Photo filters like Instagram’s are almost like native capabilities for Mathematica. “There’s tons of stuff in image processing that uses graph theory and linear programming and all kinds of things,” Wolfram explained to me after his presentation. “Those things are just sort of free for us. Whereas if somebody else is writing this specialized image processing system, they’ve got to send some engineer off for a year to create these things.”

And Mathematica is lighter than recent, trendier languages, too. Wolfram explains: “Because we started building Mathematica in 1986, when memory was extremely expensive, we’ve had an engineering discipline that’s meant that we’ve kept things like the memory footprint quite small. The Mathematica kernel is probably 100 megabytes, which is quite modest by modern standards. And its working space can be quite small for doing quite sophisticated things.”

So why are so many companies working so hard to invent their own solutions?

“I think it’s kind of bizarre, frankly,” Wolfram says. “While [some developers] are using Mathematica in their software, so many commercially available applications are reinventing the wheel unnecessarily.”

“There is a thought, which is, ‘Gosh, we’ve got a specific problem to solve. Let’s use a special-purpose system that was just designed for that specific thing.’ That’s actually really wrong thinking.”

“Or maybe they use some library that they’ve found for doing it, but then they rely on the fact that the library works they way they think it does, they have to build all this glue code and so on.”

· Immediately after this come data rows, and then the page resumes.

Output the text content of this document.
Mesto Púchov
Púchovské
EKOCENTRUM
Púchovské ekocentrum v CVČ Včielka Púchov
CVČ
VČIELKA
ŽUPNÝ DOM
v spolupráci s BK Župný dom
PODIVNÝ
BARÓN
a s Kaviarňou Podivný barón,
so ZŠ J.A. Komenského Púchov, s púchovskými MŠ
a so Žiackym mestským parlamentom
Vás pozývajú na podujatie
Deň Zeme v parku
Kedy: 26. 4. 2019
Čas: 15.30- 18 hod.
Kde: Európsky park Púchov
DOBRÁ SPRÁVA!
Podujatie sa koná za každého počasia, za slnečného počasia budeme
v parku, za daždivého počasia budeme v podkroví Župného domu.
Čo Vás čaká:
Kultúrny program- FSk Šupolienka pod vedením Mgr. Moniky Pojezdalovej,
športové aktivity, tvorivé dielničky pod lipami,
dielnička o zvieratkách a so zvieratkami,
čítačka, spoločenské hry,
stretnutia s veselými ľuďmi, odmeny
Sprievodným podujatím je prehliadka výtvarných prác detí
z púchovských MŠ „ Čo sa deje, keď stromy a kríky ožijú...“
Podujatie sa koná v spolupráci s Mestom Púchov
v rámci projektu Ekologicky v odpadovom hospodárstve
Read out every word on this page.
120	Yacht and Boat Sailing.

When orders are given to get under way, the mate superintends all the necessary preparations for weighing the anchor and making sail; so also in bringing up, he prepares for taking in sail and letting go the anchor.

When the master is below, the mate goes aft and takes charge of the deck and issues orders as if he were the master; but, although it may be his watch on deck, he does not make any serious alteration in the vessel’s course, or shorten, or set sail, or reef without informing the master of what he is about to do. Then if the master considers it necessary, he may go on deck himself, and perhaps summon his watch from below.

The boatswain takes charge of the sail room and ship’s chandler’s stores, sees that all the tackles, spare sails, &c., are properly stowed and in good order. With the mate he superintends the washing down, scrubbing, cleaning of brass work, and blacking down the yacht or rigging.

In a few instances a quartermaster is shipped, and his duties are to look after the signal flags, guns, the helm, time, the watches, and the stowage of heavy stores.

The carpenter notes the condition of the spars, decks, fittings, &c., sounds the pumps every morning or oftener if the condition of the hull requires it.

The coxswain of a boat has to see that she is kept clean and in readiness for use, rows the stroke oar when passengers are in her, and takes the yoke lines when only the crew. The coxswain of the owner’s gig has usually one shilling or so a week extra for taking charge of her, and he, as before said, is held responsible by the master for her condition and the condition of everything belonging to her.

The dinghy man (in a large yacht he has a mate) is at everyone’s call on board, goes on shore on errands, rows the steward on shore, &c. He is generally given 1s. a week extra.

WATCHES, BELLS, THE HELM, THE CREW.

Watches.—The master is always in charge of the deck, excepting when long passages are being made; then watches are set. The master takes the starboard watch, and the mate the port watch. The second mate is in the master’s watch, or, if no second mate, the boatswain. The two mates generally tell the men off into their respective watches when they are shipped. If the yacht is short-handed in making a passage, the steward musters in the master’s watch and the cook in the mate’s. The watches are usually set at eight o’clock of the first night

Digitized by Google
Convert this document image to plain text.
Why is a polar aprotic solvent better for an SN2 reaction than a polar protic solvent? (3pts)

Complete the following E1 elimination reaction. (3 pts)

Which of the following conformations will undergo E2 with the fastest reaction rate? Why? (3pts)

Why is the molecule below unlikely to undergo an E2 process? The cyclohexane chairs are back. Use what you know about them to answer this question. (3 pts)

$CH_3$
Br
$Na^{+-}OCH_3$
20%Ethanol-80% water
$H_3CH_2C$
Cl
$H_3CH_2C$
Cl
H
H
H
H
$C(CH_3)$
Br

“I think the ability to have Mathematica embedded in other applications, which we’re working towards from a technology deployment point of view this year, that will make it dramatically easier to do things like make photo filters. Because yes, it’s completely nuts.”

“When you’re using Mathematica to design these things, it only takes a few seconds to get a new photo filter set up. Or, more to the point, you can write a program that just enumerates thousands of photo filters, look at the results and pick out the ones you like. It’s a much more efficient way to work on things.”

Fortunately, Wolfram is working on making it “dead-easy” to deploy Mathematica in existing apps. So rather than reinventing the wheel, app developers will be able to use Mathematica’s foundation of real-world scientific functions instead of inventing abstractions out of whole cloth or patching them together from other libraries.